I’m one of the lucky ones. Like most musicians, I started learning when I was a kid, 5 or 6. My parents thought it was important that we learn to play music. After a few years of piano lessons, my brother, sister and I all got accepted to Juilliard, the famous music school in New York City. I still remember the day we moved from the woods and creeks of Staten Island to concrete of Manhattan, just so we could attend Juilliard. If you visited our small apartment on the Upper East Side on Manhattan, you would have heard the din of three pianos - one in each bedroom! - playing simultaneously.
I spent 9 years at Juilliard - all those music lessons and hours of practice mean that today, I can instinctively channel my feelings through my fingers, into black and white keys, through hammers and strings, and make music that conveys those feelings. I don’t have time to play much these days, but when I do I love to play David Bowie, Radiohead, Brahms, Debussy, and bit of jazz.
But I always wished I could play the guitar. The moment the I first heard David Gilmour’s soaring guitar solo in the Pink Floyd song Comfortably Numb, the guitar became my favorite instrument. Nothing I could play on the piano could sound like THAT! But by then, I didn’t time to learn a new instrument. Like most people, my life got busy and full and stayed that way.

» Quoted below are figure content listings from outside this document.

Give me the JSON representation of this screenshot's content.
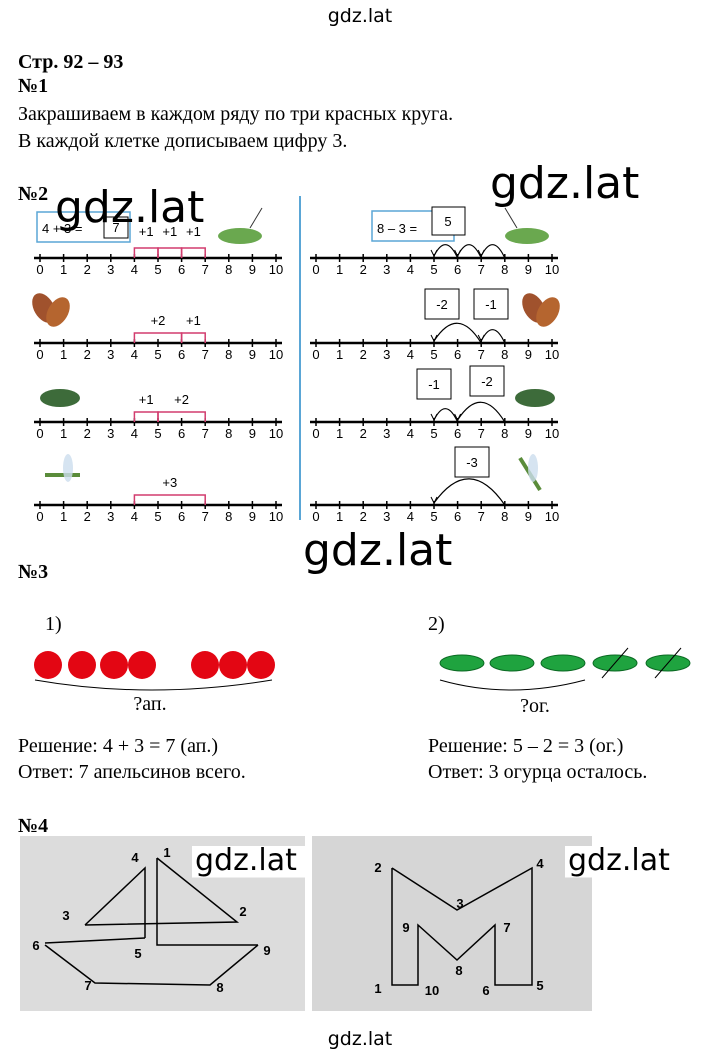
{
  "watermark": "gdz.lat",
  "header": {
    "pages": "Стр. 92 – 93"
  },
  "task1": {
    "number": "№1",
    "lines": [
      "Закрашиваем в каждом ряду по три красных круга.",
      "В каждой клетке дописываем цифру 3."
    ]
  },
  "task2": {
    "number": "№2",
    "number_line_labels": [
      "0",
      "1",
      "2",
      "3",
      "4",
      "5",
      "6",
      "7",
      "8",
      "9",
      "10"
    ],
    "left": {
      "equation": "4 + 3 =",
      "answer": "7",
      "step_rows": [
        [
          "+1",
          "+1",
          "+1"
        ],
        [
          "+2",
          "+1"
        ],
        [
          "+1",
          "+2"
        ],
        [
          "+3"
        ]
      ]
    },
    "right": {
      "equation": "8 – 3 =",
      "answer": "5",
      "step_rows": [
        [
          "-2",
          "-1"
        ],
        [
          "-1",
          "-2"
        ],
        [
          "-3"
        ]
      ]
    }
  },
  "task3": {
    "number": "№3",
    "part1": {
      "label": "1)",
      "question": "?ап.",
      "solution": "Решение: 4 + 3 = 7 (ап.)",
      "answer": "Ответ: 7 апельсинов всего."
    },
    "part2": {
      "label": "2)",
      "question": "?ог.",
      "solution": "Решение: 5 – 2 = 3 (ог.)",
      "answer": "Ответ: 3 огурца осталось."
    }
  },
  "task4": {
    "number": "№4",
    "left_points": [
      "4",
      "1",
      "3",
      "2",
      "6",
      "5",
      "9",
      "7",
      "8"
    ],
    "right_points": [
      "2",
      "4",
      "3",
      "9",
      "7",
      "8",
      "1",
      "10",
      "6",
      "5"
    ]
  }
}
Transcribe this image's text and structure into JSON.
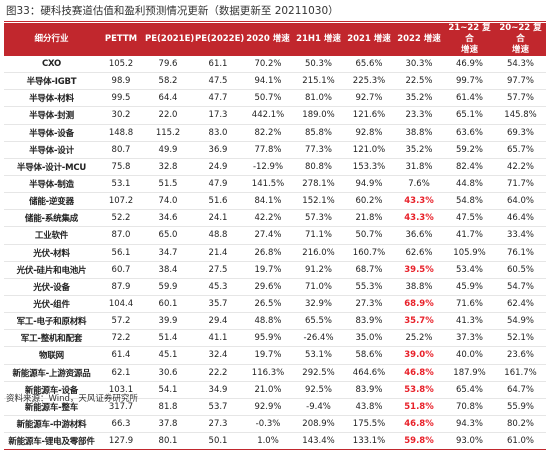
{
  "caption": "图33：硬科技赛道估值和盈利预测情况更新（数据更新至 20211030）",
  "headers": [
    "细分行业",
    "PETTM",
    "PE(2021E)",
    "PE(2022E)",
    "2020 增速",
    "21H1 增速",
    "2021 增速",
    "2022 增速",
    "21~22 复合\n增速",
    "20~22 复合\n增速"
  ],
  "rows": [
    {
      "cells": [
        "CXO",
        "105.2",
        "79.6",
        "61.1",
        "70.2%",
        "50.3%",
        "65.6%",
        "30.3%",
        "46.9%",
        "54.3%"
      ],
      "hl": false
    },
    {
      "cells": [
        "半导体-IGBT",
        "98.9",
        "58.2",
        "47.5",
        "94.1%",
        "215.1%",
        "225.3%",
        "22.5%",
        "99.7%",
        "97.7%"
      ],
      "hl": false
    },
    {
      "cells": [
        "半导体-材料",
        "99.5",
        "64.4",
        "47.7",
        "50.7%",
        "81.0%",
        "92.7%",
        "35.2%",
        "61.4%",
        "57.7%"
      ],
      "hl": false
    },
    {
      "cells": [
        "半导体-封测",
        "30.2",
        "22.0",
        "17.3",
        "442.1%",
        "189.0%",
        "121.6%",
        "23.3%",
        "65.1%",
        "145.8%"
      ],
      "hl": false
    },
    {
      "cells": [
        "半导体-设备",
        "148.8",
        "115.2",
        "83.0",
        "82.2%",
        "85.8%",
        "92.8%",
        "38.8%",
        "63.6%",
        "69.3%"
      ],
      "hl": false
    },
    {
      "cells": [
        "半导体-设计",
        "80.7",
        "49.9",
        "36.9",
        "77.8%",
        "77.3%",
        "121.0%",
        "35.2%",
        "59.2%",
        "65.7%"
      ],
      "hl": false
    },
    {
      "cells": [
        "半导体-设计-MCU",
        "75.8",
        "32.8",
        "24.9",
        "-12.9%",
        "80.8%",
        "153.3%",
        "31.8%",
        "82.4%",
        "42.2%"
      ],
      "hl": false
    },
    {
      "cells": [
        "半导体-制造",
        "53.1",
        "51.5",
        "47.9",
        "141.5%",
        "278.1%",
        "94.9%",
        "7.6%",
        "44.8%",
        "71.7%"
      ],
      "hl": false
    },
    {
      "cells": [
        "储能-逆变器",
        "107.2",
        "74.0",
        "51.6",
        "84.1%",
        "152.1%",
        "60.2%",
        "43.3%",
        "54.8%",
        "64.0%"
      ],
      "hl": true
    },
    {
      "cells": [
        "储能-系统集成",
        "52.2",
        "34.6",
        "24.1",
        "42.2%",
        "57.3%",
        "21.8%",
        "43.3%",
        "47.5%",
        "46.4%"
      ],
      "hl": true
    },
    {
      "cells": [
        "工业软件",
        "87.0",
        "65.0",
        "48.8",
        "27.4%",
        "71.1%",
        "50.7%",
        "36.6%",
        "41.7%",
        "33.4%"
      ],
      "hl": false
    },
    {
      "cells": [
        "光伏-材料",
        "56.1",
        "34.7",
        "21.4",
        "26.8%",
        "216.0%",
        "160.7%",
        "62.6%",
        "105.9%",
        "76.1%"
      ],
      "hl": false
    },
    {
      "cells": [
        "光伏-硅片和电池片",
        "60.7",
        "38.4",
        "27.5",
        "19.7%",
        "91.2%",
        "68.7%",
        "39.5%",
        "53.4%",
        "60.5%"
      ],
      "hl": true
    },
    {
      "cells": [
        "光伏-设备",
        "87.9",
        "59.9",
        "45.3",
        "29.6%",
        "71.0%",
        "55.3%",
        "38.8%",
        "45.9%",
        "54.7%"
      ],
      "hl": false
    },
    {
      "cells": [
        "光伏-组件",
        "104.4",
        "60.1",
        "35.7",
        "26.5%",
        "32.9%",
        "27.3%",
        "68.9%",
        "71.6%",
        "62.4%"
      ],
      "hl": true
    },
    {
      "cells": [
        "军工-电子和原材料",
        "57.2",
        "39.9",
        "29.4",
        "48.8%",
        "65.5%",
        "83.9%",
        "35.7%",
        "41.3%",
        "54.9%"
      ],
      "hl": true
    },
    {
      "cells": [
        "军工-整机和配套",
        "72.2",
        "51.4",
        "41.1",
        "95.9%",
        "-26.4%",
        "35.0%",
        "25.2%",
        "37.3%",
        "52.1%"
      ],
      "hl": false
    },
    {
      "cells": [
        "物联网",
        "61.4",
        "45.1",
        "32.4",
        "19.7%",
        "53.1%",
        "58.6%",
        "39.0%",
        "40.0%",
        "23.6%"
      ],
      "hl": true
    },
    {
      "cells": [
        "新能源车-上游资源品",
        "62.1",
        "30.6",
        "22.2",
        "116.3%",
        "292.5%",
        "464.6%",
        "46.8%",
        "187.9%",
        "161.7%"
      ],
      "hl": true
    },
    {
      "cells": [
        "新能源车-设备",
        "103.1",
        "54.1",
        "34.9",
        "21.0%",
        "92.5%",
        "83.9%",
        "53.8%",
        "65.4%",
        "64.7%"
      ],
      "hl": true
    },
    {
      "cells": [
        "新能源车-整车",
        "317.7",
        "81.8",
        "53.7",
        "92.9%",
        "-9.4%",
        "43.8%",
        "51.8%",
        "70.8%",
        "55.9%"
      ],
      "hl": true
    },
    {
      "cells": [
        "新能源车-中游材料",
        "66.3",
        "37.8",
        "27.3",
        "-0.3%",
        "208.9%",
        "175.5%",
        "46.8%",
        "94.3%",
        "80.2%"
      ],
      "hl": true
    },
    {
      "cells": [
        "新能源车-锂电及零部件",
        "127.9",
        "80.1",
        "50.1",
        "1.0%",
        "143.4%",
        "133.1%",
        "59.8%",
        "93.0%",
        "61.0%"
      ],
      "hl": true
    }
  ],
  "source": "资料来源：Wind，天风证券研究所"
}
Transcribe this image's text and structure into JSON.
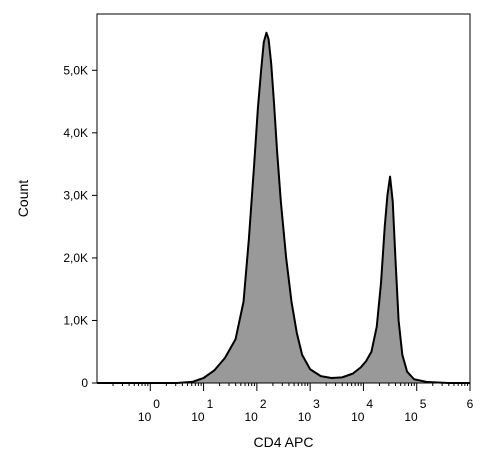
{
  "chart_data": {
    "type": "area",
    "xlabel": "CD4 APC",
    "ylabel": "Count",
    "x_scale": "log",
    "xlim": [
      -1,
      6
    ],
    "ylim": [
      0,
      5900
    ],
    "grid": false,
    "y_ticks": [
      {
        "value": 0,
        "label": "0"
      },
      {
        "value": 1000,
        "label": "1,0K"
      },
      {
        "value": 2000,
        "label": "2,0K"
      },
      {
        "value": 3000,
        "label": "3,0K"
      },
      {
        "value": 4000,
        "label": "4,0K"
      },
      {
        "value": 5000,
        "label": "5,0K"
      }
    ],
    "x_ticks": [
      {
        "value": 0,
        "base": "10",
        "exp": "0"
      },
      {
        "value": 1,
        "base": "10",
        "exp": "1"
      },
      {
        "value": 2,
        "base": "10",
        "exp": "2"
      },
      {
        "value": 3,
        "base": "10",
        "exp": "3"
      },
      {
        "value": 4,
        "base": "10",
        "exp": "4"
      },
      {
        "value": 5,
        "base": "10",
        "exp": "5"
      },
      {
        "value": 6,
        "base": "",
        "exp": "6"
      }
    ],
    "fill_color": "#999999",
    "stroke_color": "#000000",
    "series": [
      {
        "x": [
          -1.0,
          0.5,
          0.8,
          1.0,
          1.2,
          1.4,
          1.6,
          1.75,
          1.85,
          1.95,
          2.02,
          2.08,
          2.13,
          2.18,
          2.22,
          2.27,
          2.32,
          2.38,
          2.45,
          2.55,
          2.65,
          2.75,
          2.85,
          3.0,
          3.2,
          3.4,
          3.6,
          3.8,
          3.95,
          4.05,
          4.15,
          4.25,
          4.33,
          4.4,
          4.45,
          4.5,
          4.55,
          4.6,
          4.66,
          4.73,
          4.82,
          4.95,
          5.2,
          5.6,
          6.0
        ],
        "y": [
          0,
          0,
          20,
          80,
          200,
          400,
          700,
          1300,
          2300,
          3500,
          4400,
          5000,
          5450,
          5600,
          5500,
          5100,
          4500,
          3700,
          2900,
          2000,
          1300,
          800,
          450,
          220,
          110,
          80,
          90,
          150,
          250,
          350,
          500,
          900,
          1600,
          2500,
          3000,
          3300,
          2900,
          2000,
          1000,
          450,
          180,
          60,
          15,
          0,
          0
        ]
      }
    ]
  }
}
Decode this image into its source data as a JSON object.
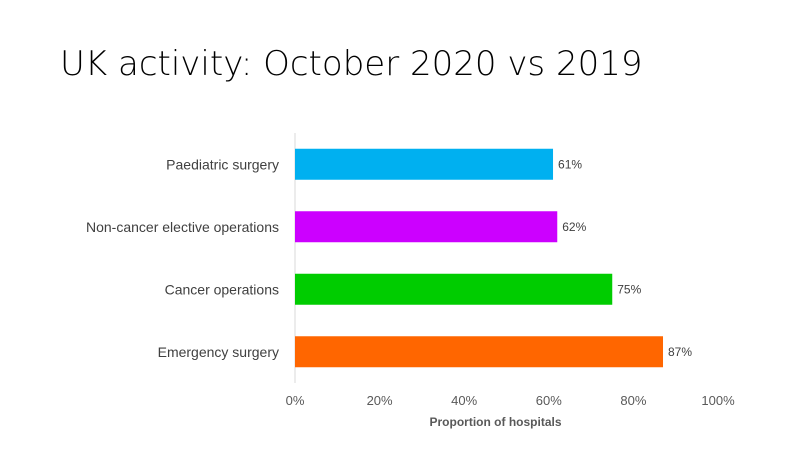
{
  "chart_data": {
    "type": "bar",
    "orientation": "horizontal",
    "title": "UK activity: October 2020 vs 2019",
    "categories": [
      "Paediatric surgery",
      "Non-cancer elective operations",
      "Cancer operations",
      "Emergency surgery"
    ],
    "values": [
      61,
      62,
      75,
      87
    ],
    "value_labels": [
      "61%",
      "62%",
      "75%",
      "87%"
    ],
    "colors": [
      "#00b0f0",
      "#cc00ff",
      "#00cc00",
      "#ff6600"
    ],
    "xlabel": "Proportion of hospitals",
    "ylabel": "",
    "xlim": [
      0,
      100
    ],
    "x_ticks": [
      "0%",
      "20%",
      "40%",
      "60%",
      "80%",
      "100%"
    ],
    "grid": false,
    "legend": "none"
  }
}
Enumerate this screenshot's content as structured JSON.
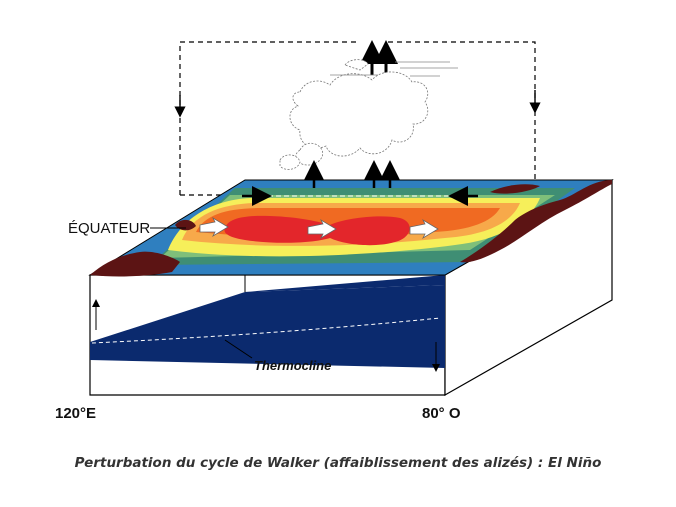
{
  "labels": {
    "equator": "ÉQUATEUR",
    "thermocline": "Thermocline",
    "west_longitude": "120°E",
    "east_longitude": "80° O"
  },
  "caption": "Perturbation du cycle de Walker (affaiblissement des alizés) : El Niño",
  "colors": {
    "deep_ocean": "#0b2a6e",
    "land": "#5c1414",
    "warm_core": "#e3262b",
    "orange": "#f06a22",
    "light_orange": "#f7a94a",
    "yellow": "#f6ef5a",
    "green": "#7fbf7a",
    "teal": "#3f8e74",
    "blue": "#2f7fbf"
  }
}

Fast forward many years - to the birth of my daughter. She was a great baby, but sometimes had a hard time falling asleep. I discovered that if I played her music, it would help her sleep. There was no space for a piano in her bedroom, so I took this opportunity to finally learn guitar, so I could play her songs while standing by her crib.
I struggled like never before. Fingering guitar chords on steel strings was painful and tedious. I practiced endless finger drills for hours. I think I practiced in all around 700 hours - long enough to play a couple of songs, but not anywhere near enough to play well. I gave up in frustration, knowing that I would never have the thousands of free hours required to devote to practicing to get good at the guitar.
But, in my mind, I could hear every chord and note I wanted to play. That’s when I got the idea that we could use technology to make it easier to play and learn instruments. What if we made a digital guitar that had a “magic mode” that could get anyone to enjoy playing their favorite songs right away?
After all, technology has made our lives easier in so many other areas - driving, flying, shopping, taking photos, taking video. Why not playing and learning music?
And thus Magic Instruments was born.